Friday, November 03, 2006

Stars of the earth


Hello all (of my 2 readers, one of which is my girlfriend :) )! This is my 50th post, so I thought that I do something special with it. The blog has grown steadily until now and I have many more subjects that would like to write about. The picture below stands as a small reminder: even things which seem far away can be reached if you choose the right route.

If you didn't get it, the lights which can be seen and resemble the stars are actually lights of a city which is behind the observer and is reflected in the car window.

(Don't try to guess my location by applying some clever algorithm to the picture, because they are just two random pictures grabbed from flickr and combined with the help of Paint.NET and IrfanView.)

Talking out of your head (as opposed to an other body part)

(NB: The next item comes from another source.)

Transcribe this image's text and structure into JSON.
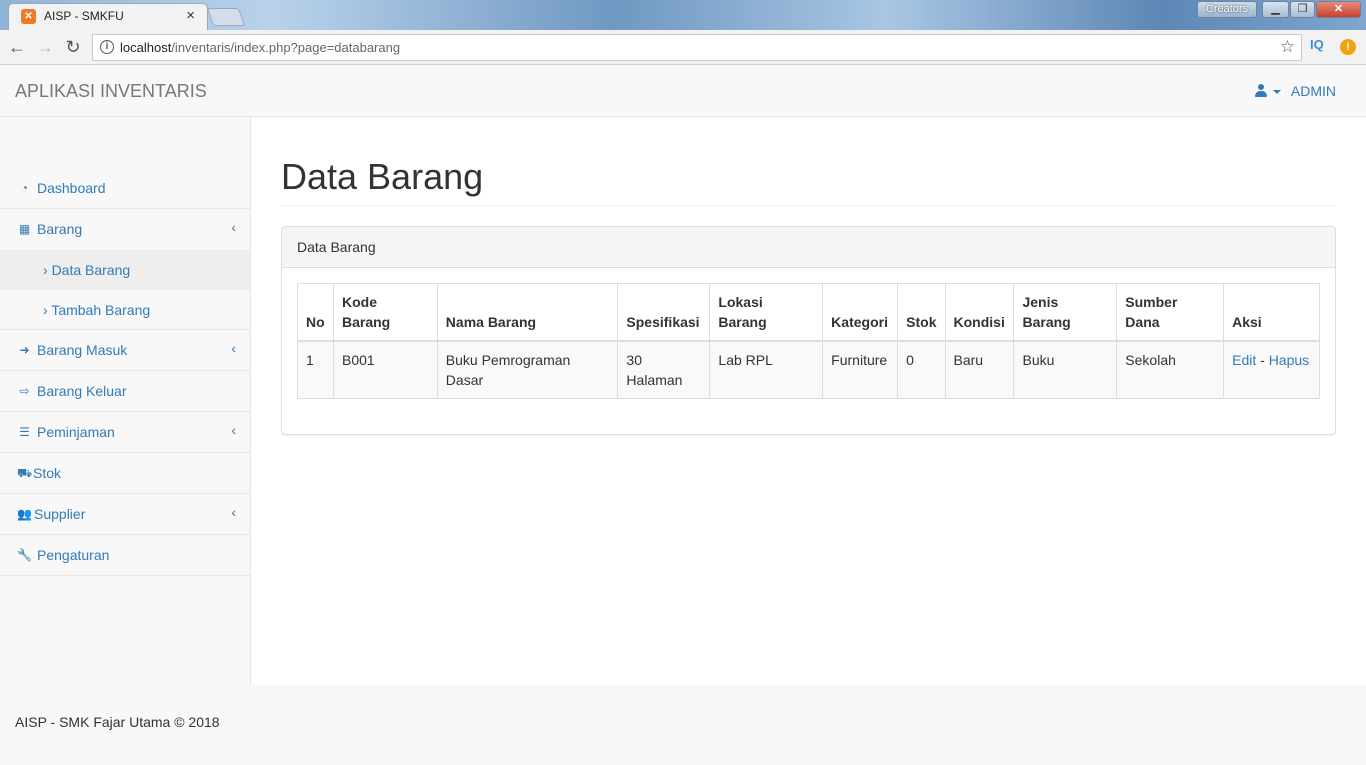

Recently a hoax / misinformation / hype is making its way around the web (or at least the part of the web I see ;)). I'm talking about the article title Internet Explorer 7 - Still Spyware Writers Heaven. While I'm by no means a MS fan and criticized the IE7 team for not making some features available under Win2K3 and WinXP, for which I believe that there is no sound technical explanation (only a marketing one), I must absolutely can't stand misinformation, even more so when it seems that the author wants to generate hype!

This is exactly the case with this individual. He refers to a very old attack vector when creating a DLL with the same name as one that was loaded by the application resulted in loading the "malicious" DLL. As of WinXP SP2 (which everyone should have installed by now, otherwise your computer won't last for 10 minutes on the Internet), the search order for DLLs is the following (taken from the official MS page):

  1. The directory from which the application loaded.
  2. The system directory.
  3. The 16-bit system directory.
  4. The Windows directory.
  5. The current directory.
  6. The directories that are listed in the PATH environment variable.

Now lets analyze this list from the point of view of IE. The current security settings on my IE folder (in program files) is the following: Administratos - Full Control, Power Users - Modify and Users - Read and Execute. In other words you can only create files there if you have at least power user privileges, but if malicious code runs at that level you are pretty much screwed anyway as you can do much more damage than that.

Now if you run as a normal user (which you should be!), your only hope is to write to a directory in the path (or alternatively change your path so that it includes a given directory). In this case the DLL would be loaded IF it couldn't be found in any of the other places. This scenario is only possible if some application uninstalled itself and failed to remove the registry entry for the DLL.

To sum up:

  • This vulnerability has been fixed a couple of years ago (in WinXP SP2)
  • If you run your browser with high privileges, you don't need this method to alter the system. It can be used to hide files, but then again if you have that high privileges you can directly install rootkits.
  • If you run with low privileges (as you should), the only attack would only be possible if you uninstalled a program which registered a BHO without referring with the full pathname to it and the uninstaller program deleted the dll, but failed to delete the registry entry. With other words: very, very unlikely.

My advice would be: run with low privileges (as user) and don't read articles from people who don't know what they're talking about.